As the Great Depression arrives, The Meadows begins to slip into debt. Emily blames Lillian for this. Not knowing how to restore The Meadows, Captain Booth begins to drink heavily and more often, which results in him falling down the stairs and breaking his leg. He tells Lillian that she must move into his quarters and take care of him until he is well. This ends in Lillian being repeatedly raped by her father while he is drunk. Lillian becomes pregnant at the age of 14. She is in her father's office reading up on pregnancy when the Captain catches her. She reveals that she is pregnant with his child. At this point, her father makes it seem as if Niles is the father of her child and puts Lillian in the hands of Emily, who sets out to cleanse Lillian's soul of Satan. The pregnant Lillian is locked away in her room, which has been stripped of all comforts, while the Captain tells everyone that his ailing wife is the pregnant one. About a month before Lillian gives birth, her mother passes away from cancer. Not wanting Lillian to give birth prematurely, the Captain and Emily tell Lillian she is no longer allowed to see her because it upsets her mother. Lillian later finds out that her mother had been dying of stomach cancer the entire time. The death is blamed on childbirth and her mother is buried right after Lillian gives birth to a baby girl, which she names Charlotte. Lillian is told not to refer to Charlotte as her baby, as Emily and the Captain have told everyone the baby is her sister. The Captain's only regret over the whole affair is that Charlotte is a girl and not the son he always longed for.

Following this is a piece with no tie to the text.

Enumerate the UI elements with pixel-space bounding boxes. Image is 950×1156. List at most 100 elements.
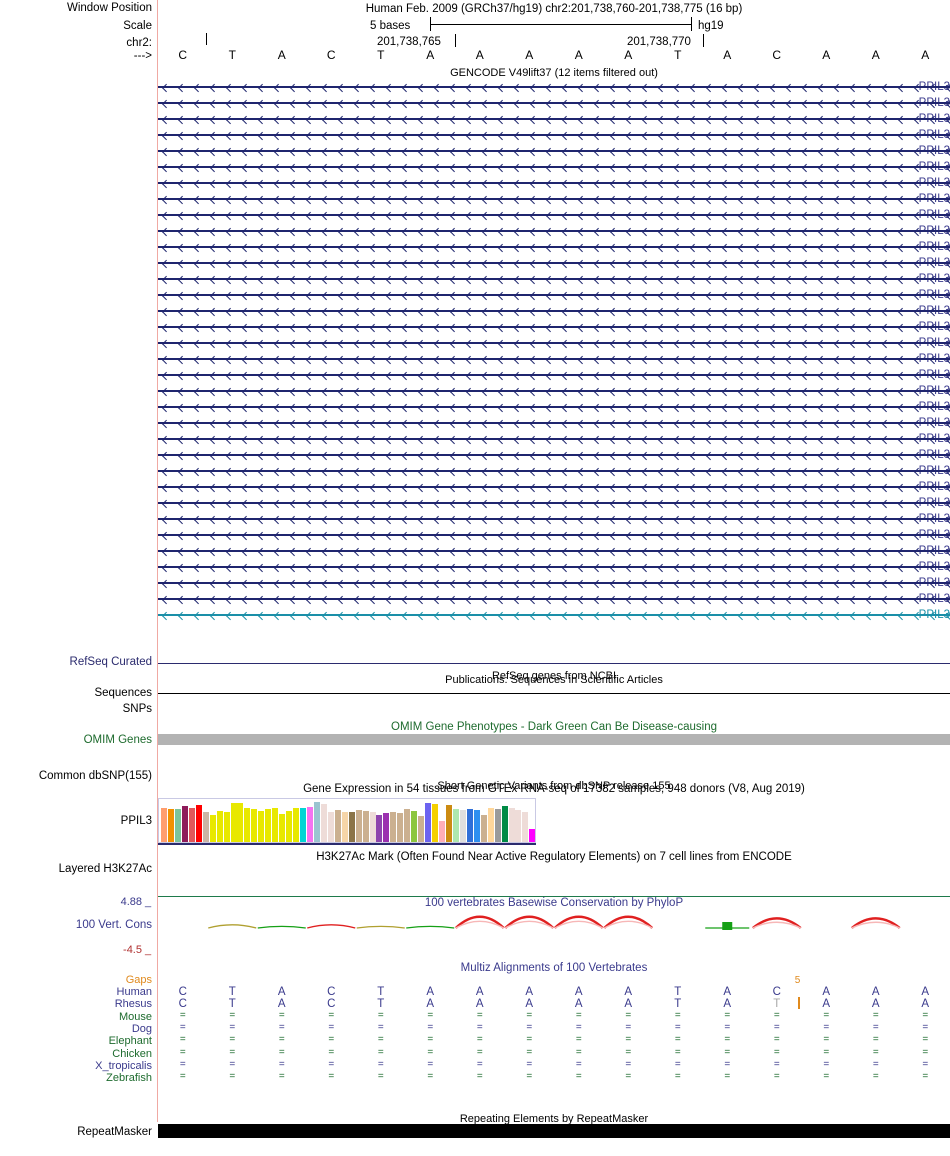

The Meadows continues to fail as a plantation. While trying to win money, Captain Booth loses the plantation to Bill Cutler, the owner of the luxury Cutler Hotel Resort near Virginia Beach. When Bill visits the plantation to see what he has won, he becomes very taken with Lillian, despite her disdainful treatment of him. Having seen that the plantation will make him no money, he tells the Captain that instead of the Meadows, he will take Lillian. After many tears, Lillian agrees to marry a man whom she does not love or even really like, thinking that at least she can leave The Meadows behind. Although she wants to take Charlotte with her, the Captain refuses, thinking that someone may find out Lillian is really her mother, so she has to leave her baby behind. Bill and Lillian marry and she becomes the new mistress of Cutler's Cove. Determined that no man will ever control her again, she gradually becomes the brains behind the management of the hotel, though Bill remains the public face. She also becomes pregnant and has a boy, Randolph. Despite Bill's complaints that he will grow up to be a "mama's boy", Lillian takes Randolph everywhere with her, letting him play in her office while she conducts her business negotiations. She goes back to visit the Meadows only a few times, as she finds it hard to deal with how dilapidated and dingy it has become, and also to see Charlotte growing up without really knowing her. The Captain dies soon after Randolph's birth, having gambled away nearly everything in drunken attempts to get back all the money he lost. Emily never changes. Lillian sends her money for Charlotte and the upkeep of the plantation but knows that there will never be enough. Despite the fact her husband has affairs and is never half the family man he promised to be, she is satisfied that nobody will take her son from her and that she is secure as the mistress of Cutler's Cove.